25d) Der Inanspruchnahme auf die Rückgewähr der Mietzahlungen können die Beklagten schließlich auch keinen Schadensersatzanspruch in Höhe des Rückkaufwerts der Container von 15.900 Euro aus § 823 Abs. 2 Satz 1 BGB i. V. m. § 263 I StGB entgegen halten. Ob – wie der Kläger meint – die Aufrechnung mit diesem Gegenanspruch nach § 96 Abs. 1 Nr. 3 InsO ausgeschlossen ist, weil die Beklagten diese Aufrechnungsmöglichkeit durch eine anfechtbare Rechtshandlung der Schuldnerin erlangt haben, muss der Senat nicht entscheiden, da insoweit schon keine Aufrechnungslage i. S. v. § 387 BGB besteht. Denn nach der vom Senat vertretenen Auffassung ist den Beklagten – selbst wenn sie bei Abschluss des „Kauf- und Verwaltungsvertrags“ vom 28. Februar/7 März 2011 arglistig über das Geschäftsmodell der Schuldnerin getäuscht worden sein sollten – kein Schaden in Höhe des Rückkaufpreises für die Container entstanden, da ihnen dieser im Zusammenhang mit der Erfüllung desselben in vom Kläger nicht anfechtbarer Weise zugekommen ist. Könnten sie einen entsprechenden Schadensersatzanspruch auch gegenüber den Mietzahlungen für die Überlassung der Container geltend machen, käme ihnen diese Leistung der Insolvenzschuldnerin doppelt zugute.
263.
27Der Zinsanspruch ergibt sich aus §§ 288, 291 ZPO. Die Klageschrift ist den Beklagten am 20. März 2020 zugestellt worden, so dass Zinsen ab dem Folgetag geschuldet sind (§ 187 Abs. 1 BGB analog).

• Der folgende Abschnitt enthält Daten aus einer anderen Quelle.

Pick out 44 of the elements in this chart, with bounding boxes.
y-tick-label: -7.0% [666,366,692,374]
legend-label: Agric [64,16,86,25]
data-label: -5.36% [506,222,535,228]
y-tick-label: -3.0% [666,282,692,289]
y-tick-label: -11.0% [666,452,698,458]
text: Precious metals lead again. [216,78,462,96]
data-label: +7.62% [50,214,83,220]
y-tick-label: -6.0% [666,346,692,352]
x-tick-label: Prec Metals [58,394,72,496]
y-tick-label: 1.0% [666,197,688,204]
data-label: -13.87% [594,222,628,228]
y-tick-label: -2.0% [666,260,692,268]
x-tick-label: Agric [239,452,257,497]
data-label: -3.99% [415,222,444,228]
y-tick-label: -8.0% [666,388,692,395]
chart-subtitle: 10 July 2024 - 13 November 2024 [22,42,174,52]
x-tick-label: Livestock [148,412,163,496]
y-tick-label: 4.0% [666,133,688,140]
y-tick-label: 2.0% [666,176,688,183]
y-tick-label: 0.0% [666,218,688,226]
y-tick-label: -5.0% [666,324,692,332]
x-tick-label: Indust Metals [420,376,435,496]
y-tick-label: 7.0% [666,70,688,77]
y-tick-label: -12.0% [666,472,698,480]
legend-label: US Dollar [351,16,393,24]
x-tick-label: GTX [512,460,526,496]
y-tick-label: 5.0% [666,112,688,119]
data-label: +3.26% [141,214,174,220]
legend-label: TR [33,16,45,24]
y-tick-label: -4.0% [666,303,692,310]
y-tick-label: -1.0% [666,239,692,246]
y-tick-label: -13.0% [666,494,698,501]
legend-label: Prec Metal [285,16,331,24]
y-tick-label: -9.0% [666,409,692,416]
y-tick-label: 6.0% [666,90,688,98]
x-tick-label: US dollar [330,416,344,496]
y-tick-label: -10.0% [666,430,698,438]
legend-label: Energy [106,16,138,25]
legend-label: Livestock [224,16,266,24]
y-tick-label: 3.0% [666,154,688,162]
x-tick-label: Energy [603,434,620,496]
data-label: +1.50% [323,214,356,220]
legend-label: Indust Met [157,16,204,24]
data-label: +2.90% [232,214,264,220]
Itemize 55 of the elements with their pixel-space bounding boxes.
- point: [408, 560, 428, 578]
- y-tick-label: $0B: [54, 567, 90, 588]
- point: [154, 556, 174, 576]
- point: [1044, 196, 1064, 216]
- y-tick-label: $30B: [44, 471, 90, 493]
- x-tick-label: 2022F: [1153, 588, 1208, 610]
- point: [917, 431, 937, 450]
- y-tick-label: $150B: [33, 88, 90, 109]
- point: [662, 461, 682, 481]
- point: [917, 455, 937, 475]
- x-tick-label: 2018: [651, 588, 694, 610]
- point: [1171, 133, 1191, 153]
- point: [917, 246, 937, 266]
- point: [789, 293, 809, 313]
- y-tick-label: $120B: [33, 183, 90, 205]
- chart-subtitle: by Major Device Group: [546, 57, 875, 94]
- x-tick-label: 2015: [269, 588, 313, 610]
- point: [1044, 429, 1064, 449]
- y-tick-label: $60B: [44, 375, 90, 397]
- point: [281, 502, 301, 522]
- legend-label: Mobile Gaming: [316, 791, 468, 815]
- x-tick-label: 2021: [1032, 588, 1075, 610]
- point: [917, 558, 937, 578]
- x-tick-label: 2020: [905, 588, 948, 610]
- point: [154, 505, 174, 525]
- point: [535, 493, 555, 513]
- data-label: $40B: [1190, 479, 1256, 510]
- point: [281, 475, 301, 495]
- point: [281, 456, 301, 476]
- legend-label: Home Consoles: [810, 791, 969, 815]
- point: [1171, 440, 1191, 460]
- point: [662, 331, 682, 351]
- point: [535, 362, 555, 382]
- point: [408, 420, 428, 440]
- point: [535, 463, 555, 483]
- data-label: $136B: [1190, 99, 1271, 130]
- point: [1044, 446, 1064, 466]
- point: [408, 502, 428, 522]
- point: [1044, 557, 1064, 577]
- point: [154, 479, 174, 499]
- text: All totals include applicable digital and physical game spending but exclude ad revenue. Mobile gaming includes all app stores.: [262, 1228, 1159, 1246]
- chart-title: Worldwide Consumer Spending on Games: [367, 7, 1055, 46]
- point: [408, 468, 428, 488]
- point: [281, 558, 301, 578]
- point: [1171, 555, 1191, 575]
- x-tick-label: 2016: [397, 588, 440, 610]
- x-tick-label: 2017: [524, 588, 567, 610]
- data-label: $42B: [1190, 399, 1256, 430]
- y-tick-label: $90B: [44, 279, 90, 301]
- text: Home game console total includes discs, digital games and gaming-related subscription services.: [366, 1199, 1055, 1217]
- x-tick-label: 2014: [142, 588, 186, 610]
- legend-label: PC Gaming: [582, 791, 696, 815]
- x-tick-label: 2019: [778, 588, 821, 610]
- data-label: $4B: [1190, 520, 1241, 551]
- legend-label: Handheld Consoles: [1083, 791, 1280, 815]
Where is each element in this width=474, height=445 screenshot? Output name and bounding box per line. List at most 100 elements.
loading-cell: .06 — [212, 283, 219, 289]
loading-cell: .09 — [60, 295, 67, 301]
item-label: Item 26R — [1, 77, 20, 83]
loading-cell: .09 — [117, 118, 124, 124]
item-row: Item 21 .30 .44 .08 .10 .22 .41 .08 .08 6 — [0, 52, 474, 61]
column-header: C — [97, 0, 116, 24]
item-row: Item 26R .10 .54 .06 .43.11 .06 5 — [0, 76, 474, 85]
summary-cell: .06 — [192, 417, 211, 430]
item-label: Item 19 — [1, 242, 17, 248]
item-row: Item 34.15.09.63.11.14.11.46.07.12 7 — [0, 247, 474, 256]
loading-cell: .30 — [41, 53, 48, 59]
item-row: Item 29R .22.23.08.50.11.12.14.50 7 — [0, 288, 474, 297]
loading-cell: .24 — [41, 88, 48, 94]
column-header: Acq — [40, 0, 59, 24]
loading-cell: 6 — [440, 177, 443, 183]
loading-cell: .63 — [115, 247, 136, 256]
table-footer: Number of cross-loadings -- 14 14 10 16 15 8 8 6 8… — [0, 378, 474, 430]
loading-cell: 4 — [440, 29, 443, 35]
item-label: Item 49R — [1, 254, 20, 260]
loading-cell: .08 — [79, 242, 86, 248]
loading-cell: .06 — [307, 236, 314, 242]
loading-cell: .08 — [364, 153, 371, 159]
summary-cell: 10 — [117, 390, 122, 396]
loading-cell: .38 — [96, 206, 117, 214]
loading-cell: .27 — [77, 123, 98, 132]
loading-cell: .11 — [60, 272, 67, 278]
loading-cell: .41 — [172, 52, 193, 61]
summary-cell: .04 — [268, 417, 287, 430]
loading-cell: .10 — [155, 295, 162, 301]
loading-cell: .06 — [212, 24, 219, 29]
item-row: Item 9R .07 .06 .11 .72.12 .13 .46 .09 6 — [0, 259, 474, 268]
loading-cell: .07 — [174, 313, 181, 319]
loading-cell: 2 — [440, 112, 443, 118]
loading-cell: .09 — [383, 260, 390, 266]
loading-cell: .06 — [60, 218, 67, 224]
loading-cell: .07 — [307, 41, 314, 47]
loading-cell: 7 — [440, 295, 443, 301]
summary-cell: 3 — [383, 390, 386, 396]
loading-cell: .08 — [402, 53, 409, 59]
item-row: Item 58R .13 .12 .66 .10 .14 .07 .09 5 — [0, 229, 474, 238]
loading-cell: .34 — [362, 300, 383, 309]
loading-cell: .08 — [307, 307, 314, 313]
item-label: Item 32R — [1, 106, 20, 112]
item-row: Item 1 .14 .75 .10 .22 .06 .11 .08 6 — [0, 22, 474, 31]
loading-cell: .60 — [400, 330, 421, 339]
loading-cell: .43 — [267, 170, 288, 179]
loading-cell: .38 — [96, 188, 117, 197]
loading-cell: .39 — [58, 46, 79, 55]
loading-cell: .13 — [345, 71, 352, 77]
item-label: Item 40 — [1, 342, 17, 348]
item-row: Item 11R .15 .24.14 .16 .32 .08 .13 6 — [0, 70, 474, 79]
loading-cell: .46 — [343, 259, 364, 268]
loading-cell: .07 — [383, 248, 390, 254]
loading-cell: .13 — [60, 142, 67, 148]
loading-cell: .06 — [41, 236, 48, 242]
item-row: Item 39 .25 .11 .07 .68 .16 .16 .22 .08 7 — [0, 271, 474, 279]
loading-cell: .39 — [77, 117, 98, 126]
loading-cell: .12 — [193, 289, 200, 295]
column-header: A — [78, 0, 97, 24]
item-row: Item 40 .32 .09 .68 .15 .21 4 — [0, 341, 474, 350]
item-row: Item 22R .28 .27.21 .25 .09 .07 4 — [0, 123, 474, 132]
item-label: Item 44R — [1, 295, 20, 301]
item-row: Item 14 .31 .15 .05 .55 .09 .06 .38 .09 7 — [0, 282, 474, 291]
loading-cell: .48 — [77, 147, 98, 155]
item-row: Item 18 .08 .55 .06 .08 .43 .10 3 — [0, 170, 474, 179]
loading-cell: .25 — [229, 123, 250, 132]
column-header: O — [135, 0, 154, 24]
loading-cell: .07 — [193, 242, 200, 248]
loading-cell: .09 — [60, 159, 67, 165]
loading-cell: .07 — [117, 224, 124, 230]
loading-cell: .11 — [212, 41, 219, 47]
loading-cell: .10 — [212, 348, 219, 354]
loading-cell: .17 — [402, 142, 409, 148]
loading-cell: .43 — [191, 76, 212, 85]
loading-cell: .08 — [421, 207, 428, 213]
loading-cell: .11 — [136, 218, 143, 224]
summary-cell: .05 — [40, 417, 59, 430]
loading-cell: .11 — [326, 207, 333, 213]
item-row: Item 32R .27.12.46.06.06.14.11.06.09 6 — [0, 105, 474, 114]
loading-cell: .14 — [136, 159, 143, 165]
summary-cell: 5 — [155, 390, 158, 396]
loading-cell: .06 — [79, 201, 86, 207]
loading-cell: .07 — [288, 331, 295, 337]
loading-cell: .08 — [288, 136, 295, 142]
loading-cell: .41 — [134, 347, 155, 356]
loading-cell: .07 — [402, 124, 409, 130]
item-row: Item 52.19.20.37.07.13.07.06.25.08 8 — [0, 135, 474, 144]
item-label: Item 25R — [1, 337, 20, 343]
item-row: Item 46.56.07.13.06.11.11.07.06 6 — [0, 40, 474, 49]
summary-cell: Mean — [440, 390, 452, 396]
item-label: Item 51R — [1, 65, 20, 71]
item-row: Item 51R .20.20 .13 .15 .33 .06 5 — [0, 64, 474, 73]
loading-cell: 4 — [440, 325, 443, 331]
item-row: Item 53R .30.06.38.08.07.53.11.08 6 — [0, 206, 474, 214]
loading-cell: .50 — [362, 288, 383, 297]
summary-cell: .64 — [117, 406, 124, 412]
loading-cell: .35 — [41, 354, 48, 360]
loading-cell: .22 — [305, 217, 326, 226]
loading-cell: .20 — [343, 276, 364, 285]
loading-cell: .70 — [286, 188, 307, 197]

28Die weitergehende Zinsforderung für die Zeit ab dem 25. Juli 2018 ist nicht gerechtfertigt. Nach § 143 Abs. 1 Satz 3 InsO ist der Rückzahlungsanspruch nicht schon wie bisher ab Verfahrenseröffnung zu verzinsen, sondern erst ab Schuldnerverzug i. S. v. §§ 286, 288 BGB (vgl. Jacoby, in: Kübler/Prütting/Bork, InsO, 88. Lieferung (Mai 21), § 143 Rn. 48d; Leithaus, in: Andres/Leithaus, InsO, 4. Aufl. 2018, § 143 Rn. 5). Die Vorschrift findet gem. Art. 103j Abs. 2 Satz 2 InsO auf Insolvenzverfahren Anwendung, die seit dem 5. April 2017 eröffnet worden sind, also auch auf den vorliegenden Fall, in dem das Verfahren am 24. Juli 2018 eröffnet worden ist. Dazu, dass er die Beklagten vor Klageerhebung in Verzug gesetzt hat, hat der Kläger nicht vorgetragen, insbesondere nicht dargelegt, dass er sie i. S. v. § 286 Abs. 1 Satz 1 BGB vorgerichtlich gemahnt hat. Zudem wäre ein Verzugszinsanspruch auch dann nicht begründet, wenn er dies getan hätte, da es sich bei der Forderung von 21.853,52 Euro um einen zu hohen Betrag handelt. Dies wäre keine wirksame Mahnung gewesen, da die Beklagten die Erklärung nicht als Aufforderung zur Bewirkung der tatsächlich geschuldeten Leistung verstehen mussten und der Kläger zur Annahme der gegenüber seinen Vorstellungen geringeren Leistung voraussichtlich nicht bereit gewesen wäre (vgl. BGH, Urt. v. 25. April 2017 – XI ZR 108/16, NJW 2006, 769 = juris, Rn. 24; Palandt-Grüneberg, BGB, § 286 Rn. 20, jew. m. w. N.).
29III.
30Die Kostenentscheidung folgt aus §§ 91 Abs. 1 Satz 1, 100 Abs. 4 Satz 1 ZPO und § 101 Abs. 1 ZPO.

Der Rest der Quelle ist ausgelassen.